MedCo2: Privacy-Preserving Cohort Exploration and Analysis.

Medical studies are usually time consuming, cumbersome and extremely costly to perform, and for exploratory research, their results are also difficult to predict a priori. This is particularly the case for rare diseases, for which finding enough patients is difficult and usually requires an international-scale research. In this case, the process can be even more difficult due to the heterogeneity of data-protection regulations, making the data sharing process particularly hard. In this short paper, we propose MedCo2 (pronounced MedCo square), a distributed system that streamlines the process of a medical study by bridging and enabling both data discovery and data analysis among multiple databases, while protecting data confidentiality and patients' privacy. MedCo2 relies on interactive protocols, homomorphic encryption and differential privacy. It enables the privacy-preserving computations of multiple statistics such as cosine similarity and variance, and the training of machine learning models, on patients that are obliviously selected according to specific criteria among multiple databases.

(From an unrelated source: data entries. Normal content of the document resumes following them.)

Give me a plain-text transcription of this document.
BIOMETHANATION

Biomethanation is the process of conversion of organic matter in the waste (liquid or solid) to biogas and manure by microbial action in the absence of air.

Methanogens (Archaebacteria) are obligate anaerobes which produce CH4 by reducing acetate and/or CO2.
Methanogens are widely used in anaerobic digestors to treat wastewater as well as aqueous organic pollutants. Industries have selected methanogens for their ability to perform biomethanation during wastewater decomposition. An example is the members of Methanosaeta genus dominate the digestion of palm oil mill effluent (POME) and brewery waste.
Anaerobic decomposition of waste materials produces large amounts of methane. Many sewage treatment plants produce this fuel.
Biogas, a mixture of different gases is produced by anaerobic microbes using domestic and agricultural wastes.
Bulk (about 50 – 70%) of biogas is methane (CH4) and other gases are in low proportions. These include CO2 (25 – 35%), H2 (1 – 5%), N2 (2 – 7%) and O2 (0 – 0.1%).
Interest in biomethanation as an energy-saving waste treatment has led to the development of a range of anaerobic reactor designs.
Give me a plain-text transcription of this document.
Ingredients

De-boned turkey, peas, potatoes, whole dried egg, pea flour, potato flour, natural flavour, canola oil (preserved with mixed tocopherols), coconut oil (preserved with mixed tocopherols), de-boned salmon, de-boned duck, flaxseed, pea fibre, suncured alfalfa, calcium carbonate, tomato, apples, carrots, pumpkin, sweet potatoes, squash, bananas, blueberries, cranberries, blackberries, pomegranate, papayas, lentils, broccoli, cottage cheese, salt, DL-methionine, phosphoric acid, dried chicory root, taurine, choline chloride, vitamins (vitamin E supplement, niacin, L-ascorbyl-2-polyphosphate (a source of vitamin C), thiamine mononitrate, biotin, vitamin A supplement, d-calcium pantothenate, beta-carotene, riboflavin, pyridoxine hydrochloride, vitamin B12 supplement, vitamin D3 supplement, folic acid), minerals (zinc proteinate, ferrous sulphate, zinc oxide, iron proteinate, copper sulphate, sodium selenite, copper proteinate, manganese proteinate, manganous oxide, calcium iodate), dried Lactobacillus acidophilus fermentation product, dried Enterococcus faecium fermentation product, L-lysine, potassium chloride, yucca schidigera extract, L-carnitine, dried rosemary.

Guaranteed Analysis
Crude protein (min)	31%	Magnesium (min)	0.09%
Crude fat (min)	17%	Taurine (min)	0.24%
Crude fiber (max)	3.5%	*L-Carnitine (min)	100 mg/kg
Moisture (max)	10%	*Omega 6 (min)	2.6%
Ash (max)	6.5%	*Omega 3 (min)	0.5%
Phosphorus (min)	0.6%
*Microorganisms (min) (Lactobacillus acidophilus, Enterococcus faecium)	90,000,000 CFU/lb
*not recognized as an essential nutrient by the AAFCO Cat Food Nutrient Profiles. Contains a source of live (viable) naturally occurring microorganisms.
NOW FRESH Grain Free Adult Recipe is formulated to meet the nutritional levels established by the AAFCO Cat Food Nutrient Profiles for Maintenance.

SPHN/PHRT - MedCo in Action: Empowering the Swiss Molecular Tumor Board with Privacy-Preserving and Real-Time Patient Discovery.

MedCo is the first operational system that makes sensitive medical-data available for research in a simple, privacy-conscious and secure way. It enables a consortium of clinical sites to collectively protect their data and to securely share them with investigators, without single points of failure. In this short paper, we report on our ongoing effort for the operational deployment of MedCo within the context of the Swiss Personalized Health Network (SPHN) for the Swiss Molecular Tumor Board.

MedCo: Enabling Secure and Privacy-Preserving Exploration of Distributed Clinical and Genomic Data.

The increasing number of health-data breaches is creating a complicated environment for medical-data sharing and, consequently, for medical progress. Therefore, the development of new solutions that can reassure clinical sites by enabling privacy-preserving sharing of sensitive medical data in compliance with stringent regulations (e.g., HIPAA, GDPR) is now more urgent than ever. In this work, we introduce MedCo, the first operational system that enables a group of clinical sites to federate and collectively protect their data in order to share them with external investigators without worrying about security and privacy concerns. MedCo uses (a) collective homomorphic encryption to provide trust decentralization and end-to-end confidentiality protection, and (b) obfuscation techniques to achieve formal notions of privacy, such as differential privacy. A critical feature of MedCo is that it is fully integrated within the i2b2 (Informatics for Integrating Biology and the Bedside) framework, currently used in more than 300 hospitals worldwide. Therefore, it is easily adoptable by clinical sites. We demonstrate MedCo's practicality by testing it on data from The Cancer Genome Atlas in a simulated network of three institutions. Its performance is comparable to the ones of SHRINE (networked i2b2), which, in contrast, does not provide any data protection guarantee.